Prudent strategy and paid off in 2005-07 again. Very interesting as it seems to detach one from the emotions of the market.
You know your stuff! Not that you need my confirmation! ;-) But thank you, as always for sharing, your high quality always insightful and sometimes very funny writing.
One other thing:
The cyclically-adjusted (CAPE or Shiller) P/E for the S&P 500 index is currently 31x, but I question whether using the 10 year average of earnings per share is as useful for market timing now that inflation has returned. The CPI is up 32% over the past decade and the S&P's earnings per share are up about ~40% over that time period. The CAPE may give a false signal to be out of equities if you use it during an inflationary era or one with episodic currency devaluations, as we just had with the pandemic.
The S&P 500 P/E on current earnings is 25x, but the equal weight S&P P/E on current earnings is only about 16x. There is a big difference now between the valuation of the "Magnificent 7" stocks, which now comprise ~30% of the index, and the remaining companies.
In taking a brief look at that paper, it's a pure momentum strategy that diversifies globally across hopefully less correlated indexes.
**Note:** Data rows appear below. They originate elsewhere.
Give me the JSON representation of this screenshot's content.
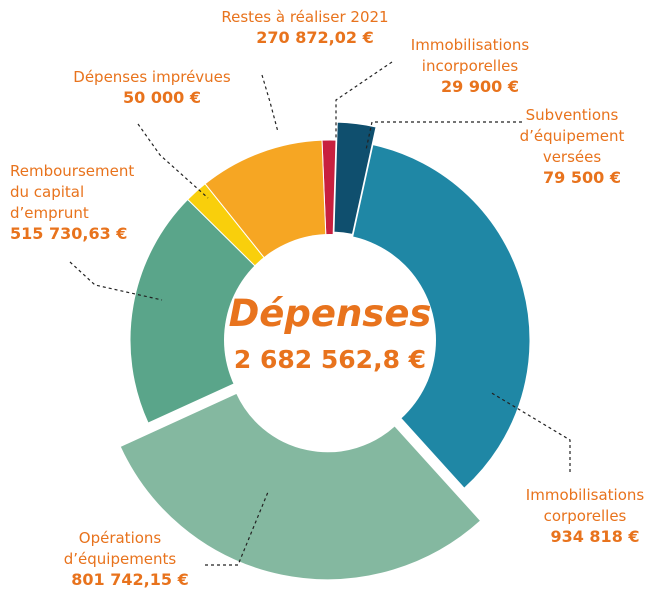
{
  "chart_data": {
    "type": "donut",
    "center_title": "Dépenses",
    "total": 2682562.8,
    "total_label": "2 682 562,8 €",
    "categories": [
      [
        "Immobilisations",
        "incorporelles"
      ],
      [
        "Subventions",
        "d’équipement",
        "versées"
      ],
      [
        "Immobilisations",
        "corporelles"
      ],
      [
        "Opérations",
        "d’équipements"
      ],
      [
        "Remboursement",
        "du capital",
        "d’emprunt"
      ],
      [
        "Dépenses imprévues"
      ],
      [
        "Restes à réaliser 2021"
      ]
    ],
    "values": [
      29900,
      79500,
      934818,
      801742.15,
      515730.63,
      50000,
      270872.02
    ],
    "value_labels": [
      "29 900 €",
      "79 500 €",
      "934 818 €",
      "801 742,15 €",
      "515 730,63 €",
      "50 000 €",
      "270 872,02 €"
    ],
    "colors": [
      "#c8203f",
      "#0f4f6e",
      "#1f87a5",
      "#84b8a0",
      "#5aa58a",
      "#f9cf0c",
      "#f6a623"
    ]
  }
}
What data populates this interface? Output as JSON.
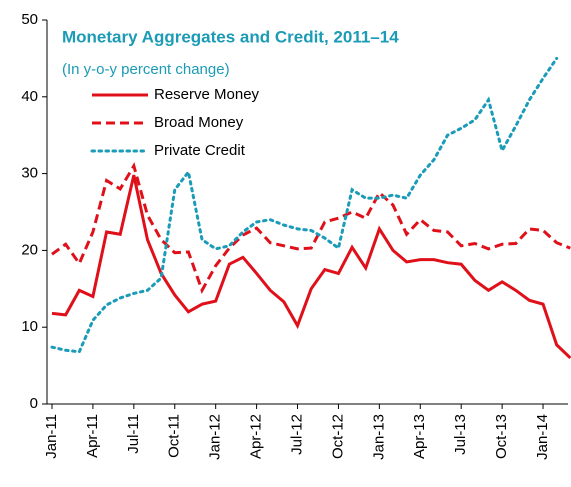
{
  "chart_data": {
    "type": "line",
    "title": "Monetary Aggregates and Credit, 2011–14",
    "subtitle": "(In y-o-y percent change)",
    "categories": [
      "Jan-11",
      null,
      null,
      "Apr-11",
      null,
      null,
      "Jul-11",
      null,
      null,
      "Oct-11",
      null,
      null,
      "Jan-12",
      null,
      null,
      "Apr-12",
      null,
      null,
      "Jul-12",
      null,
      null,
      "Oct-12",
      null,
      null,
      "Jan-13",
      null,
      null,
      "Apr-13",
      null,
      null,
      "Jul-13",
      null,
      null,
      "Oct-13",
      null,
      null,
      "Jan-14",
      null,
      null
    ],
    "series": [
      {
        "name": "Reserve Money",
        "color": "#e0101a",
        "dash": "solid",
        "values": [
          11.8,
          11.6,
          14.8,
          14,
          22.4,
          22.1,
          29.8,
          21.4,
          17,
          14.2,
          12,
          13,
          13.4,
          18.2,
          19.1,
          17,
          14.8,
          13.3,
          10.2,
          15,
          17.5,
          17,
          20.4,
          17.7,
          22.8,
          20,
          18.5,
          18.8,
          18.8,
          18.4,
          18.2,
          16.1,
          14.8,
          15.9,
          14.8,
          13.5,
          13,
          7.7,
          6
        ]
      },
      {
        "name": "Broad Money",
        "color": "#e0101a",
        "dash": "dashed",
        "values": [
          19.5,
          20.8,
          18.3,
          22.4,
          29.1,
          28,
          31,
          24.6,
          21.4,
          19.7,
          19.8,
          14.8,
          18,
          20.3,
          22,
          22.9,
          21,
          20.6,
          20.2,
          20.3,
          23.7,
          24.2,
          25,
          24.2,
          27.5,
          25.9,
          22.1,
          24,
          22.6,
          22.4,
          20.6,
          20.9,
          20.2,
          20.8,
          20.9,
          22.8,
          22.6,
          21,
          20.3
        ]
      },
      {
        "name": "Private Credit",
        "color": "#1a9bb8",
        "dash": "dotted",
        "values": [
          7.4,
          7,
          6.8,
          10.9,
          12.9,
          13.8,
          14.4,
          14.8,
          16.4,
          27.9,
          30.2,
          21.4,
          20.2,
          20.6,
          22.4,
          23.7,
          24,
          23.3,
          22.8,
          22.6,
          21.6,
          20.3,
          27.9,
          26.8,
          26.8,
          27.2,
          26.8,
          29.8,
          31.8,
          35,
          35.9,
          37,
          39.6,
          33,
          36.2,
          39.6,
          42.4,
          45,
          null
        ]
      }
    ],
    "ylim": [
      0,
      50
    ],
    "yticks": [
      0,
      10,
      20,
      30,
      40,
      50
    ],
    "grid": false
  }
}
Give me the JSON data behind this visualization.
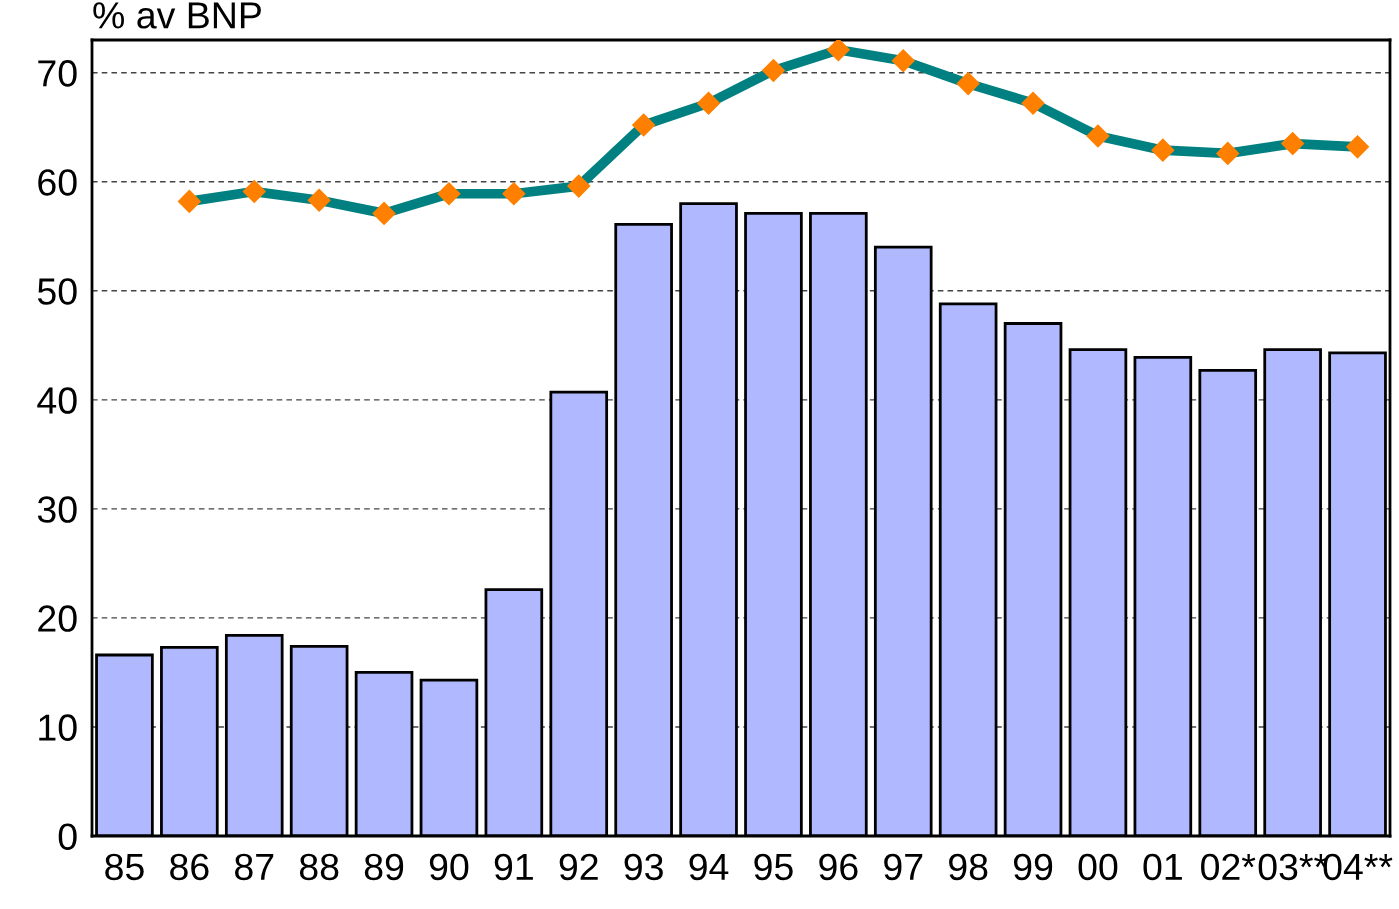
{
  "chart_data": {
    "type": "bar",
    "ylabel": "% av BNP",
    "categories": [
      "85",
      "86",
      "87",
      "88",
      "89",
      "90",
      "91",
      "92",
      "93",
      "94",
      "95",
      "96",
      "97",
      "98",
      "99",
      "00",
      "01",
      "02*",
      "03**",
      "04**"
    ],
    "series": [
      {
        "color": "#b0b8ff",
        "values": [
          16.6,
          17.3,
          18.4,
          17.4,
          15.0,
          14.3,
          22.6,
          40.7,
          56.1,
          58.0,
          57.1,
          57.1,
          54.0,
          48.8,
          47.0,
          44.6,
          43.9,
          42.7,
          44.6,
          44.3
        ]
      },
      {
        "type": "line",
        "color": "#008080",
        "colors": [
          "#ff8000",
          "#ff8000",
          "#ff8000",
          "#ff8000",
          "#ff8000",
          "#ff8000",
          "#ff8000",
          "#ff8000",
          "#ff8000",
          "#ff8000",
          "#ff8000",
          "#ff8000",
          "#ff8000",
          "#ff8000",
          "#ff8000",
          "#ff8000",
          "#ff8000",
          "#ff8000",
          "#ff8000",
          "#ff8000"
        ],
        "marker": "diamond",
        "values": [
          null,
          58.2,
          59.1,
          58.3,
          57.1,
          58.9,
          58.9,
          59.6,
          65.2,
          67.2,
          70.2,
          72.1,
          71.1,
          69.0,
          67.2,
          64.2,
          62.9,
          62.6,
          63.5,
          63.2
        ]
      }
    ],
    "ylim": [
      0,
      73
    ],
    "yticks": [
      0,
      10,
      20,
      30,
      40,
      50,
      60,
      70
    ],
    "grid": "y",
    "legend": false
  }
}
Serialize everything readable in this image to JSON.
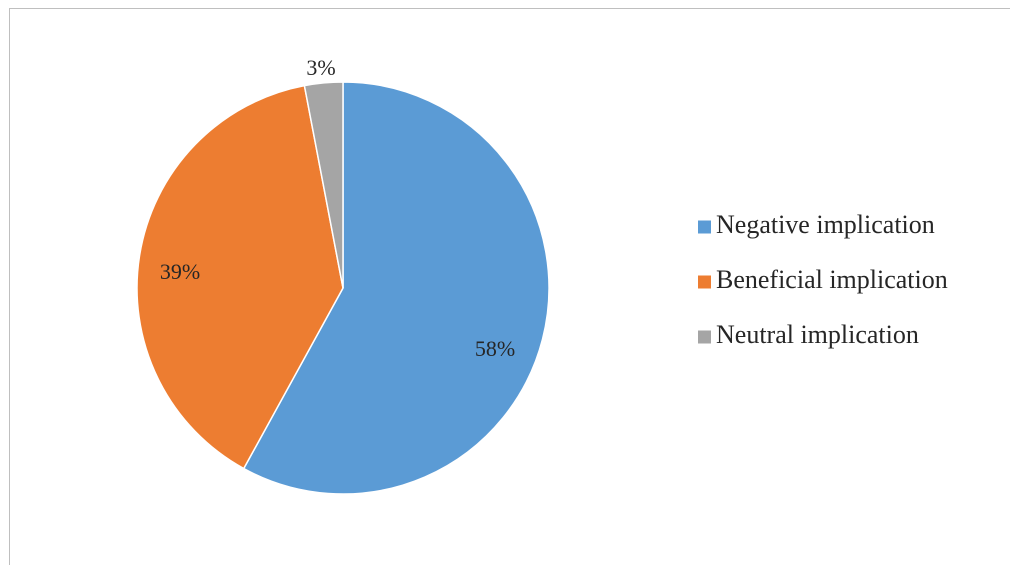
{
  "chart_data": {
    "type": "pie",
    "title": "",
    "slices": [
      {
        "name": "Negative implication",
        "value": 58,
        "label": "58%",
        "color": "#5b9bd5"
      },
      {
        "name": "Beneficial implication",
        "value": 39,
        "label": "39%",
        "color": "#ed7d31"
      },
      {
        "name": "Neutral implication",
        "value": 3,
        "label": "3%",
        "color": "#a5a5a5"
      }
    ],
    "start": "12 o'clock",
    "direction": "clockwise",
    "legend": {
      "position": "right",
      "entries": [
        "Negative implication",
        "Beneficial implication",
        "Neutral implication"
      ]
    }
  }
}
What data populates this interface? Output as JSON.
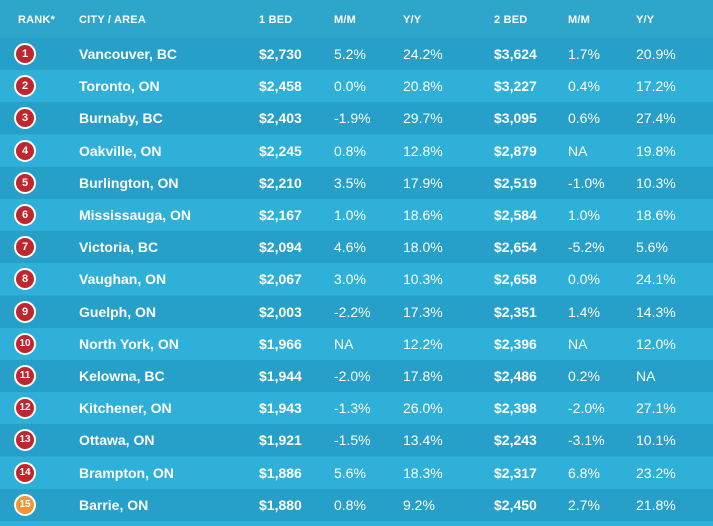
{
  "headers": {
    "rank": "RANK*",
    "city": "CITY / AREA",
    "one_bed": "1 BED",
    "mm1": "M/M",
    "yy1": "Y/Y",
    "two_bed": "2 BED",
    "mm2": "M/M",
    "yy2": "Y/Y"
  },
  "colors": {
    "badge_red": "#c0262d",
    "badge_orange": "#f0962b",
    "row_light": "#2fb0d8",
    "row_dark": "#26a0c8"
  },
  "rows": [
    {
      "rank": "1",
      "city": "Vancouver, BC",
      "one_bed": "$2,730",
      "mm1": "5.2%",
      "yy1": "24.2%",
      "two_bed": "$3,624",
      "mm2": "1.7%",
      "yy2": "20.9%",
      "badge": "red"
    },
    {
      "rank": "2",
      "city": "Toronto, ON",
      "one_bed": "$2,458",
      "mm1": "0.0%",
      "yy1": "20.8%",
      "two_bed": "$3,227",
      "mm2": "0.4%",
      "yy2": "17.2%",
      "badge": "red"
    },
    {
      "rank": "3",
      "city": "Burnaby, BC",
      "one_bed": "$2,403",
      "mm1": "-1.9%",
      "yy1": "29.7%",
      "two_bed": "$3,095",
      "mm2": "0.6%",
      "yy2": "27.4%",
      "badge": "red"
    },
    {
      "rank": "4",
      "city": "Oakville, ON",
      "one_bed": "$2,245",
      "mm1": "0.8%",
      "yy1": "12.8%",
      "two_bed": "$2,879",
      "mm2": "NA",
      "yy2": "19.8%",
      "badge": "red"
    },
    {
      "rank": "5",
      "city": "Burlington, ON",
      "one_bed": "$2,210",
      "mm1": "3.5%",
      "yy1": "17.9%",
      "two_bed": "$2,519",
      "mm2": "-1.0%",
      "yy2": "10.3%",
      "badge": "red"
    },
    {
      "rank": "6",
      "city": "Mississauga, ON",
      "one_bed": "$2,167",
      "mm1": "1.0%",
      "yy1": "18.6%",
      "two_bed": "$2,584",
      "mm2": "1.0%",
      "yy2": "18.6%",
      "badge": "red"
    },
    {
      "rank": "7",
      "city": "Victoria, BC",
      "one_bed": "$2,094",
      "mm1": "4.6%",
      "yy1": "18.0%",
      "two_bed": "$2,654",
      "mm2": "-5.2%",
      "yy2": "5.6%",
      "badge": "red"
    },
    {
      "rank": "8",
      "city": "Vaughan, ON",
      "one_bed": "$2,067",
      "mm1": "3.0%",
      "yy1": "10.3%",
      "two_bed": "$2,658",
      "mm2": "0.0%",
      "yy2": "24.1%",
      "badge": "red"
    },
    {
      "rank": "9",
      "city": "Guelph, ON",
      "one_bed": "$2,003",
      "mm1": "-2.2%",
      "yy1": "17.3%",
      "two_bed": "$2,351",
      "mm2": "1.4%",
      "yy2": "14.3%",
      "badge": "red"
    },
    {
      "rank": "10",
      "city": "North York, ON",
      "one_bed": "$1,966",
      "mm1": "NA",
      "yy1": "12.2%",
      "two_bed": "$2,396",
      "mm2": "NA",
      "yy2": "12.0%",
      "badge": "red"
    },
    {
      "rank": "11",
      "city": "Kelowna, BC",
      "one_bed": "$1,944",
      "mm1": "-2.0%",
      "yy1": "17.8%",
      "two_bed": "$2,486",
      "mm2": "0.2%",
      "yy2": "NA",
      "badge": "red"
    },
    {
      "rank": "12",
      "city": "Kitchener, ON",
      "one_bed": "$1,943",
      "mm1": "-1.3%",
      "yy1": "26.0%",
      "two_bed": "$2,398",
      "mm2": "-2.0%",
      "yy2": "27.1%",
      "badge": "red"
    },
    {
      "rank": "13",
      "city": "Ottawa, ON",
      "one_bed": "$1,921",
      "mm1": "-1.5%",
      "yy1": "13.4%",
      "two_bed": "$2,243",
      "mm2": "-3.1%",
      "yy2": "10.1%",
      "badge": "red"
    },
    {
      "rank": "14",
      "city": "Brampton, ON",
      "one_bed": "$1,886",
      "mm1": "5.6%",
      "yy1": "18.3%",
      "two_bed": "$2,317",
      "mm2": "6.8%",
      "yy2": "23.2%",
      "badge": "red"
    },
    {
      "rank": "15",
      "city": "Barrie, ON",
      "one_bed": "$1,880",
      "mm1": "0.8%",
      "yy1": "9.2%",
      "two_bed": "$2,450",
      "mm2": "2.7%",
      "yy2": "21.8%",
      "badge": "orange"
    }
  ]
}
The backtests are undeniable, but I still think momentum strategies feature a black swan tail risk. There are investments out there that have no hope of ever producing positive NPV of cash returned to shareholders. When everyone knows momentum is the only reason to be invested, what happens when momentum turns? Again, it's the embedded assumption that my particular momentum approach will get me out before everyone else.
You are right! Corrected in the web version.